Jim Aiken invited numerous international artists to Ireland from the 1960s until his death, in the process of which he developed working relationships with musicians such as Johnny Cash, Bob Dylan, Elton John, Tom Jones, Cliff Richard, Luciano Pavarotti, Bruce Springsteen and Simon and Garfunkel. He vacated a teaching post in 1965 when he began to find success promoting music.

Aiken was also innovative in persuading the Gaelic Athletic Association to open up Croke Park in Dublin as a music venue, with Aiken organising the first ever shows at the venue by U2 in 1985. U2 still use the venue for performances in the city today, with the latest taking place in July 2009 as part of their U2 360° Tour.

Aiken also promoted shows at Stormont Castle in Belfast, as well as the regular Slane Concert events in County Meath in the 1980s, featuring artists such as The Rolling Stones, Bob Dylan, Bruce Springsteen, David Bowie and Queen, before his death in February 2007. Gilbert O'Sullivan performed under the company's banner in the 1970s. When Westlife perform in Belfast they are advertised by Aiken Promotions.

== Recent events ==
=== Electric Picnic ===

Aiken Promotions previously organised the Electric Picnic festival alongside Pod Concerts. The British promoter Festival Republic bought out the share of Aiken Promotions in Electric Picnic in March 2009, joining in a partnership with Pod Concerts to organise the 2009 event.
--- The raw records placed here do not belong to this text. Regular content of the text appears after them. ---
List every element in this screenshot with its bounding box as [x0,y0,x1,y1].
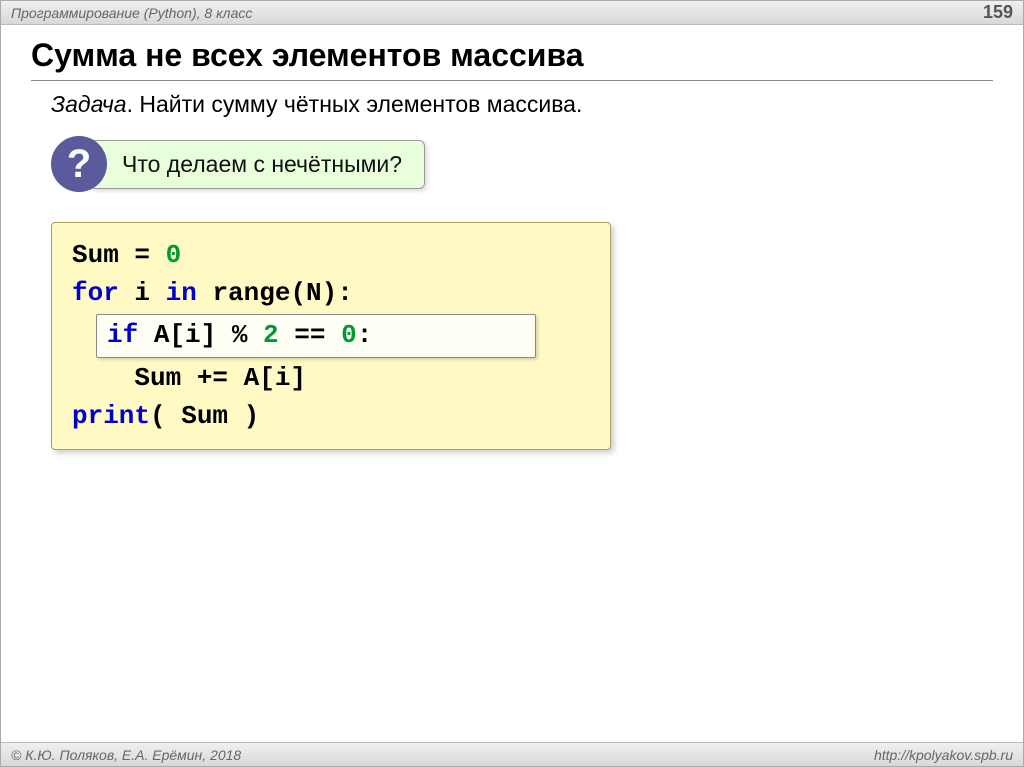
task-label: Задача [51,91,127,117]
code-line-4: Sum += A[i] [72,360,590,398]
slide-content: Сумма не всех элементов массива Задача. … [1,25,1023,450]
slide-header: Программирование (Python), 8 класс 159 [1,1,1023,25]
task-text: Задача. Найти сумму чётных элементов мас… [31,91,993,118]
code-highlight-box: if A[i] % 2 == 0: [96,314,536,358]
question-text: Что делаем с нечётными? [89,140,425,189]
footer-right: http://kpolyakov.spb.ru [874,747,1013,763]
title-divider [31,80,993,81]
question-mark-icon: ? [51,136,107,192]
code-line-2: for i in range(N): [72,275,590,313]
code-block: Sum = 0 for i in range(N): if A[i] % 2 =… [51,222,611,450]
question-block: ? Что делаем с нечётными? [51,136,993,192]
task-body: . Найти сумму чётных элементов массива. [127,91,583,117]
header-left: Программирование (Python), 8 класс [11,5,252,21]
code-line-1: Sum = 0 [72,237,590,275]
code-line-5: print( Sum ) [72,398,590,436]
footer-left: © К.Ю. Поляков, Е.А. Ерёмин, 2018 [11,747,241,763]
page-number: 159 [983,2,1013,23]
slide-footer: © К.Ю. Поляков, Е.А. Ерёмин, 2018 http:/… [1,742,1023,766]
page-title: Сумма не всех элементов массива [31,37,993,74]
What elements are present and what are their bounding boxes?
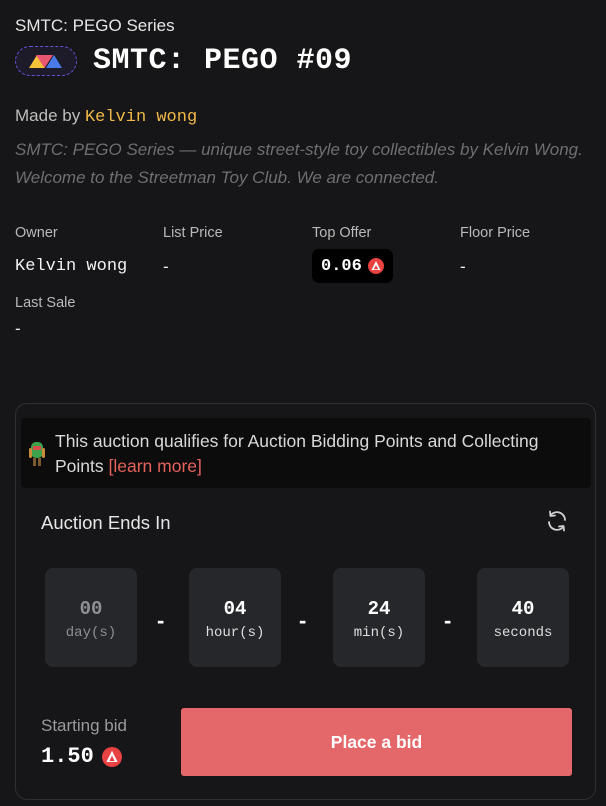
starting-bid: 1.50: [41, 744, 122, 769]
owner-label: Owner: [15, 225, 58, 241]
countdown-days-value: 00: [79, 598, 103, 620]
refresh-icon[interactable]: [545, 509, 569, 533]
list-price-label: List Price: [163, 225, 223, 241]
countdown-minutes-value: 24: [367, 598, 391, 620]
toy-icon: [29, 442, 45, 466]
avax-icon: [101, 746, 122, 767]
countdown-hours-value: 04: [223, 598, 247, 620]
floor-price-label: Floor Price: [460, 225, 531, 241]
countdown-hours-unit: hour(s): [205, 625, 265, 641]
triangle-badge-icon[interactable]: [15, 46, 77, 76]
countdown-seconds-unit: seconds: [493, 625, 553, 641]
countdown-days-unit: day(s): [65, 625, 117, 641]
owner-value[interactable]: Kelvin wong: [15, 257, 127, 276]
creator-link[interactable]: Kelvin wong: [85, 108, 197, 127]
countdown-minutes-unit: min(s): [353, 625, 405, 641]
made-by-label: Made by: [15, 106, 81, 125]
top-offer-label: Top Offer: [312, 225, 372, 241]
description: SMTC: PEGO Series — unique street-style …: [15, 140, 583, 187]
starting-bid-value: 1.50: [41, 744, 94, 769]
made-by: Made by Kelvin wong: [15, 106, 197, 127]
place-bid-button[interactable]: Place a bid: [181, 708, 572, 776]
auction-ends-label: Auction Ends In: [41, 512, 171, 533]
notice-text: This auction qualifies for Auction Biddi…: [55, 429, 575, 479]
countdown-hours: 04 hour(s): [189, 568, 281, 667]
starting-bid-label: Starting bid: [41, 716, 127, 735]
countdown-seconds: 40 seconds: [477, 568, 569, 667]
top-offer-pill: 0.06: [312, 249, 393, 283]
countdown-seconds-value: 40: [511, 598, 535, 620]
countdown-days: 00 day(s): [45, 568, 137, 667]
countdown-minutes: 24 min(s): [333, 568, 425, 667]
auction-points-notice: This auction qualifies for Auction Biddi…: [21, 418, 591, 488]
countdown-separator: -: [157, 608, 165, 633]
series-name[interactable]: SMTC: PEGO Series: [15, 16, 175, 36]
floor-price-value: -: [460, 257, 466, 276]
avax-icon: [367, 258, 384, 274]
learn-more-link[interactable]: [learn more]: [109, 456, 202, 476]
page-title: SMTC: PEGO #09: [93, 44, 353, 78]
list-price-value: -: [163, 257, 169, 276]
countdown-separator: -: [444, 608, 452, 633]
last-sale-label: Last Sale: [15, 295, 76, 311]
last-sale-value: -: [15, 319, 21, 338]
top-offer-value: 0.06: [321, 256, 362, 276]
title-row: SMTC: PEGO #09: [15, 44, 352, 78]
countdown-separator: -: [299, 608, 307, 633]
=== Live at the Marquee ===

Aiken Promotions have been promoting their annual Live at the Marquee event in Cork since 2005. The company has attracted artists such as Simple Minds, Crosby, Stills & Nash, Rod Stewart, The Prodigy, Kasabian and Josh Ritter for the 2009 event, whilst Christy Moore performs there on a regular basis. In addition, the company held similar tented shows in Phoenix Park, Dublin, in 2007, whilst the Point Theatre (now the O_{2}) was unavailable due to renovations. Shows were performed there by artists such as Kanye West and Cascada.